The hostel block caters to girls of grade 1-12 with a safe environment, functional requirements and a myriad of outdoor spaces.
The hostel overlooks a central courtyard, with widened corridors to accommodate seating spaces for children. All the activity areas like the common room, computer lab, and the games room accommodated in the basement around the courtyard and the sunken amphitheatre, make it a lively zone in the building. The amphitheatre acts as a meeting point for celebrations and get-togethers. Considering safety as a crucial design factor, the warden’s residence, planned within the building overlooks the central courtyard from her living room while retaining a sense of privacy. Also, the design incorporates other precautionary measures. These include limited entry-exit points, metal-grills on windows, and intersecting wires between handrails and ceiling.
Climate Responsive Design
The site is placed at the NSEW orientation, with the wind direction of Delhi being NE-SW. Driven by sustainability, the design team installed solar panels on the terrace. The central courtyard, aligned in the NW-SE direction, catches the south-westerly winds during monsoon ensuring ventilation throughout the building. Meena and Vishal voices “We created a central spine in the building and aligned it diagonally to channel natural wind inside, cool the building and keep the courtyard functioning. To avoid sharp angles, we gave the diagonal a bend, creating semi-covered expansive spaces instead of corners to accommodate interaction zones in them. The rooms are thus rectangular from within.”
We created a central spine in the building and aligned it diagonally to channel natural wind inside, cool the building and keep the courtyard functioning.

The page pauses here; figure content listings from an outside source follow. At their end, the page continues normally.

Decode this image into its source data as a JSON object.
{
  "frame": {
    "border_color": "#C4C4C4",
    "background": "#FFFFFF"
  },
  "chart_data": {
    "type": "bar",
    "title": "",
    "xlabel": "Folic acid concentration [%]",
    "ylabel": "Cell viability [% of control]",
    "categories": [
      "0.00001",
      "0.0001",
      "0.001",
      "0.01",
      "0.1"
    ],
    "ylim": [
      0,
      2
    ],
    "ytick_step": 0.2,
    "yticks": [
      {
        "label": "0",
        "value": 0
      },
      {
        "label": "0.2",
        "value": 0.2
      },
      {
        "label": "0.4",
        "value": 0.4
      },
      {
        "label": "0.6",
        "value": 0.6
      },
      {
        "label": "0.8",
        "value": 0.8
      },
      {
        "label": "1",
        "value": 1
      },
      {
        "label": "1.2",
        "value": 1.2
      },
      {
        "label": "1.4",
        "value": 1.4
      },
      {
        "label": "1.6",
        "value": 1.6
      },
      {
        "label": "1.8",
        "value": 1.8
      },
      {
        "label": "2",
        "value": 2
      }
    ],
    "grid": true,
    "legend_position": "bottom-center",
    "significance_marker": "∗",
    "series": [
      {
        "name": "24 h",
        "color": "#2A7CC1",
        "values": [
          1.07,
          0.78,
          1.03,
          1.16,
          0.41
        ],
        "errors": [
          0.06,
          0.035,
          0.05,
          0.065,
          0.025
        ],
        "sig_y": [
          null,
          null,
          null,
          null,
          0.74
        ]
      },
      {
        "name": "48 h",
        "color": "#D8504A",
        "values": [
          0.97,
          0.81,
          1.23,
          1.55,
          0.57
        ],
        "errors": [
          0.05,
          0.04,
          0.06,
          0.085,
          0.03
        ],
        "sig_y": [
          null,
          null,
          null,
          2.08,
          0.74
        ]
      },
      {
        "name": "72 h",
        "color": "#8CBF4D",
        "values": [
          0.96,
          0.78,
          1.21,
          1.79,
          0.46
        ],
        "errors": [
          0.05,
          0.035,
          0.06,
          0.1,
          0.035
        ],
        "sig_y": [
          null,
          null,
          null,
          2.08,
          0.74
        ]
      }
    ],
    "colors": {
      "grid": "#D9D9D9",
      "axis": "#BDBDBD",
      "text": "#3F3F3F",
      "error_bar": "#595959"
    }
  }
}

Climate Responsive Construction Techniques
The design team builds the S-W walls of the building with rattrap bonds (vertical placement of bricks creating a cavity) to provide thermal comfort. Mud phuska (compacted soil with hay) is used to reduce inlet of heat by almost 70%. The design team obtains bricks from local kilns to reduce carbon footprint. The building design incorporates low-maintenance and affordable finishes. All the excavated earth from the basement is used to level and create mounds in the garden in front of the girl’s hostel. The design team uses the debris that came out of the construction material to make roads and footpaths of the school. Timber from on-site withering trees was used to manufacture doors for the building. Additionally, rainwater is harvested from the 650 sq. m. terrace into two pits through a series of drains and used for horticulture and flushing.
The hostel pursues the legacy of the school ethos with openness and continuity. This second home for girls adheres to a humane design approach providing them with safety, freedom to interact, engagement and growth.